Fri, 05 April, 2019
Geothermal is currently the most underutilised of renewable resources, principally due to the high costs associated with deep geothermal drilling. These high drilling costs are related to the increased drilling distance and tripping times, harsher environments (temperature, pressure and geothermal fluid composition), reduced information (e.g. drilling blind) and lithology. Following its long history of expertise and knowledge in coatings, material properties and performance, TWI has teamed up with experts in geothermal drilling technology including operators, specialists with experience in materials performance in harsh geothermal environments and development of graphene based materials and coatings, and simulation experts, to develop a novel and cost-effective drilling technology for geothermal systems.

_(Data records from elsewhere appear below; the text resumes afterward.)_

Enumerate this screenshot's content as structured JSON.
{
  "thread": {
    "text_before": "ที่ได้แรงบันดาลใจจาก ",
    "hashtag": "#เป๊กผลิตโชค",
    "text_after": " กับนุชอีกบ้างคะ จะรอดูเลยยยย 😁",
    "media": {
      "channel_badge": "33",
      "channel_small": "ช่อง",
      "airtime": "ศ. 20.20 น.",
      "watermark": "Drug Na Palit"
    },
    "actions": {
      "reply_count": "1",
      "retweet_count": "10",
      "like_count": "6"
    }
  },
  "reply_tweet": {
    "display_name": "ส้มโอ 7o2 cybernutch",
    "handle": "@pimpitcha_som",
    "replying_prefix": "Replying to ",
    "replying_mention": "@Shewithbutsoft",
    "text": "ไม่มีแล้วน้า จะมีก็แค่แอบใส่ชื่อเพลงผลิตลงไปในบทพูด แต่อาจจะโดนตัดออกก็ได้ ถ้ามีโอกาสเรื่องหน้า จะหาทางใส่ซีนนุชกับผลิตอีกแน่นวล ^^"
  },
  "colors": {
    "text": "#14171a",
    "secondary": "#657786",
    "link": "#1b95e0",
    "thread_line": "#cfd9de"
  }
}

Project Geo-Drill, funded by the European Commission H2020 programme under Research and Innovation (Grant agreement number 815319), aims to develop “holistic” drilling technologies that have the potential to drastically reduce the cost of drilling to large depths and at high temperatures. Geo-Drill will, thus, enhance the growth of geothermal energy as it will enable the exploitation of deep geothermal energy to generate electricity while significantly reducing the environmental impact during drill activity by reducing the capital expenditure (CAPEX). The project kicked-off on 3rd April with a consortium meeting hosted by TWI and will run for a period of 42 months.

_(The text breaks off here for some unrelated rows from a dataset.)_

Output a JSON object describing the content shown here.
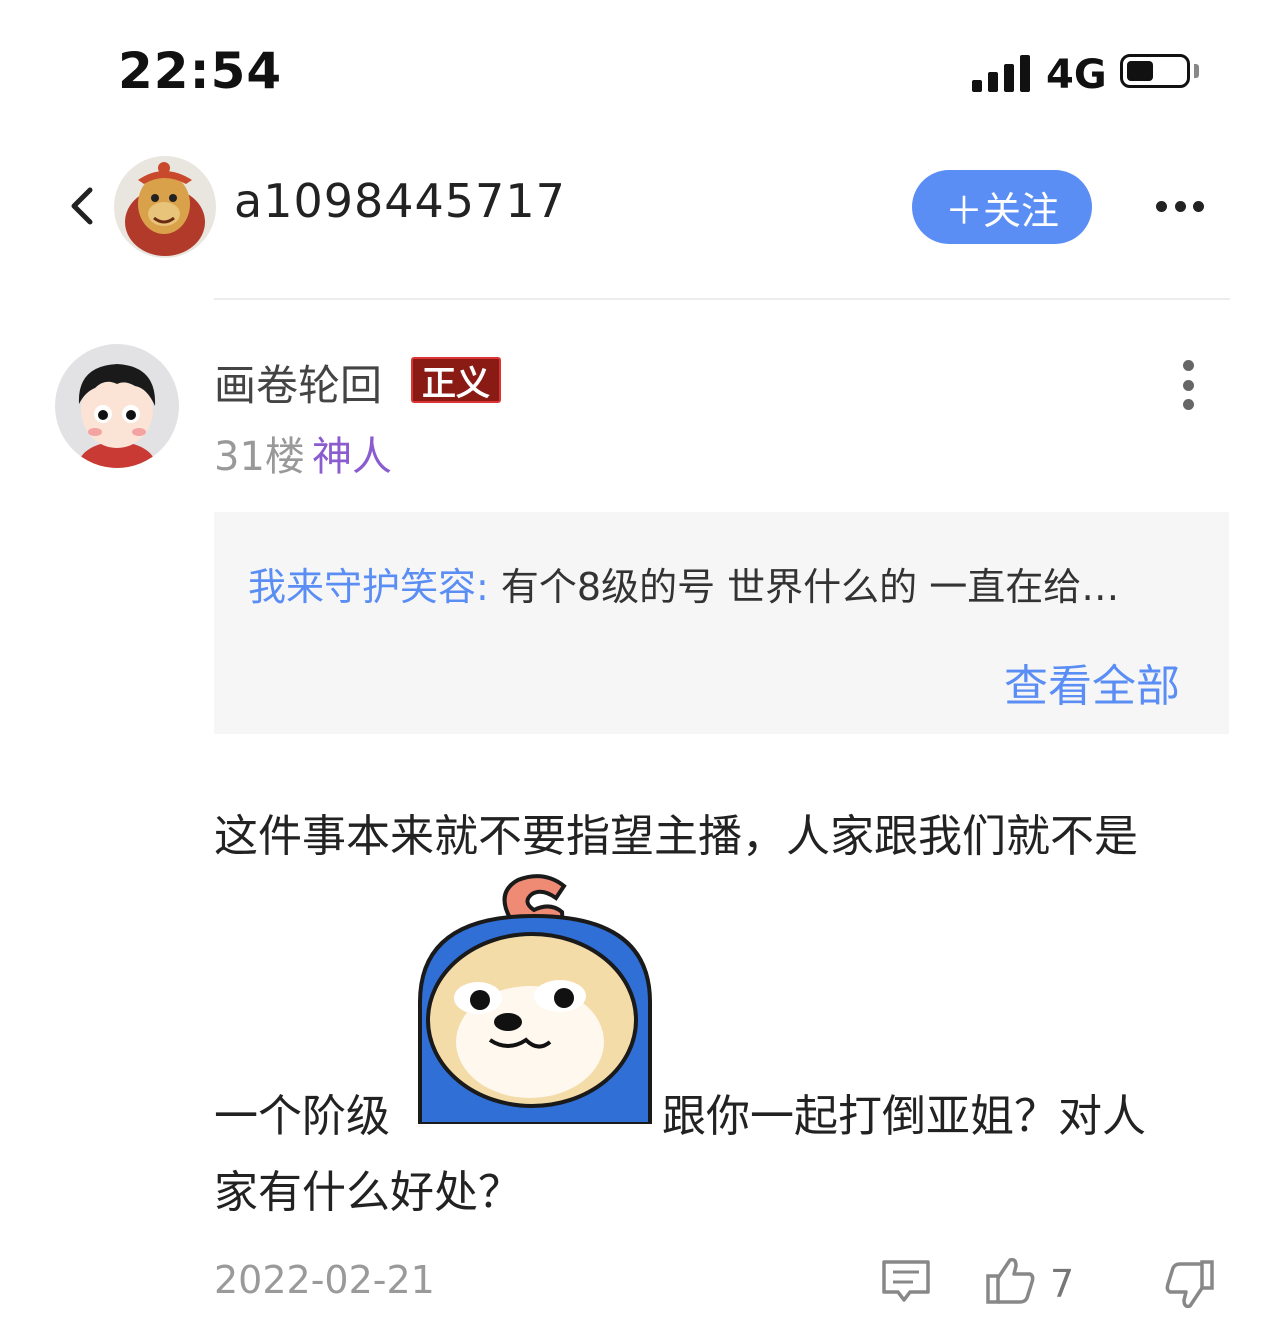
{
  "status_bar": {
    "time": "22:54",
    "network": "4G"
  },
  "header": {
    "username": "a1098445717",
    "follow_label": "＋关注"
  },
  "post": {
    "author": "画卷轮回",
    "badge": "正义",
    "floor": "31楼",
    "title": "神人",
    "quote": {
      "name": "我来守护笑容:",
      "text": " 有个8级的号 世界什么的 一直在给…",
      "view_all": "查看全部"
    },
    "content": {
      "line1": "这件事本来就不要指望主播，人家跟我们就不是",
      "line2a": "一个阶级",
      "line2b": "跟你一起打倒亚姐？对人",
      "line3": "家有什么好处？"
    },
    "date": "2022-02-21",
    "like_count": "7"
  },
  "colors": {
    "accent": "#5b8ef5",
    "title_purple": "#8b5bd0",
    "badge_red": "#8a1a14"
  },
  "icons": [
    "back-chevron-icon",
    "more-horizontal-icon",
    "more-vertical-icon",
    "comment-icon",
    "thumbs-up-icon",
    "thumbs-down-icon",
    "signal-icon",
    "battery-icon"
  ]
}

The specific scientific and technical targets associated are:
- Develop a new Down-the-Hole (DTH) mud hammer (percussion drill)

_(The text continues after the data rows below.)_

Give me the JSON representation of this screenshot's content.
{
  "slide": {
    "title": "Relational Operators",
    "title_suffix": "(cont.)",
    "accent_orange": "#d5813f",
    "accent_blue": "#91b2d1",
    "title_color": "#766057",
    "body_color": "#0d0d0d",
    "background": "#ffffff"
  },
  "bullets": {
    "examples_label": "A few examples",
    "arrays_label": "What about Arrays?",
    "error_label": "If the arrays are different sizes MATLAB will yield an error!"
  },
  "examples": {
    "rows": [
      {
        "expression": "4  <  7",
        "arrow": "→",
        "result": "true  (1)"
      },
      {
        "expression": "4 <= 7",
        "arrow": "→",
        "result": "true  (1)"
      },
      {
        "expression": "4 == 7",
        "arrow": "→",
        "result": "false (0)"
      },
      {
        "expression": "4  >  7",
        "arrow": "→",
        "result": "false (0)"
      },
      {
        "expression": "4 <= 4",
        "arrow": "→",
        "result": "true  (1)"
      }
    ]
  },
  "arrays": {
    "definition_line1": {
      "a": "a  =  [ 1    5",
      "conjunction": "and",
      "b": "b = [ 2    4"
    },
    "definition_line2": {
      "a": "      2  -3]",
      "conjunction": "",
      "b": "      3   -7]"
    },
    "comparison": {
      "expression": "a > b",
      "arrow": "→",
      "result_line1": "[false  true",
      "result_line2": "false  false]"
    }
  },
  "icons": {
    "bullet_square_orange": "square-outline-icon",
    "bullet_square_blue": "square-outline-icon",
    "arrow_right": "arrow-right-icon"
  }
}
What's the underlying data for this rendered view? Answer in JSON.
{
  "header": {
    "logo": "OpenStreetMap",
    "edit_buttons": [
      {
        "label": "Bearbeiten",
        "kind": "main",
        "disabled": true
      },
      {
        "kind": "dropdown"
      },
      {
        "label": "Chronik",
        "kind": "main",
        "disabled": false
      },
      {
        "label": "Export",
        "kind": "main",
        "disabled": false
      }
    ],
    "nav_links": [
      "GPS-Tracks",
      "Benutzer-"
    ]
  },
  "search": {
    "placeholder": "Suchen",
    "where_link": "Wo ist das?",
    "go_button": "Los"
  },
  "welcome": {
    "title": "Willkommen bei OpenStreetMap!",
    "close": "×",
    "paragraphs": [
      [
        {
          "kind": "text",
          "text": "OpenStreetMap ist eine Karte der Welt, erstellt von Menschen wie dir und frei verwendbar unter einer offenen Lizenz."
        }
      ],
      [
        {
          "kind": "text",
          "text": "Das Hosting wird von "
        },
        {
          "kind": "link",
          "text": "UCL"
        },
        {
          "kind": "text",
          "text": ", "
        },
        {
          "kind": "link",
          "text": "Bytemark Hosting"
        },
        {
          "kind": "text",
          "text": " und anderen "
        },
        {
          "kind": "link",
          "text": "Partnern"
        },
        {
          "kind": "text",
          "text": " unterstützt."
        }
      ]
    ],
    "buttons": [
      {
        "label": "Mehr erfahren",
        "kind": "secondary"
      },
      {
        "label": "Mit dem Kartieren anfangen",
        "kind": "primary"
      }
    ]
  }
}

- Develop a drill monitoring system based on 3D printed sensors combined with simulators
- Develop advanced materials and coatings to prolong lifetime of drilling components
- Develop a Knowledge-Based System (KBS) to reduce technical, financial, and environmental risks and costs.
The concept:
The Geo-Drill concept is based on three technology pillars: a) reduced drilling cost through hydraulic DTH fluid/mud hammer; b) advanced drill monitoring through low-cost and robust 3D printed sensors; c) improved component life through advanced materials and coatings. In the Geo-Drill project, the strength of these technologies will be combined to meet the unified objective of developing novel drilling technologies that will significantly reduce the cost of deep geothermal drilling, with a targeted depth of ~5 km and temperatures of ~250°C and higher. After development, optimisation, and integration of these technologies, the system will be validated in a relevant environment at the geothermal drilling research test site of a partner in Germany.
The consortium:
Geo-Drill consortium is of complimentary bodies from product developer to end user/geothermal drilling operator ID, engineering firms, universities and research institutes. These include TWI LIMITED (coordinator), HOCHSCHULE BOCHUM (Germany), GEOLORN LIMITED (UK), JARDBORANIR HF (Iceland), PRECISION VARIONIC INTERNATIONAL
LIMITED (UK), TECHNOVATIVE SOLUTIONS LTD (UK), FLOWPHYS AS (Norway), COMMISSARIAT A L ENERGIE ATOMIQUE ET AUX ENERGIES ALTERNATIVES (France), GEROSION EHF (Iceland), HASKOLI ISLANDS (Iceland), RINA CONSULTING – CENTRO SVILUPPO MATERIALI SPA (Italy), GRAPHENEA SA (Spain).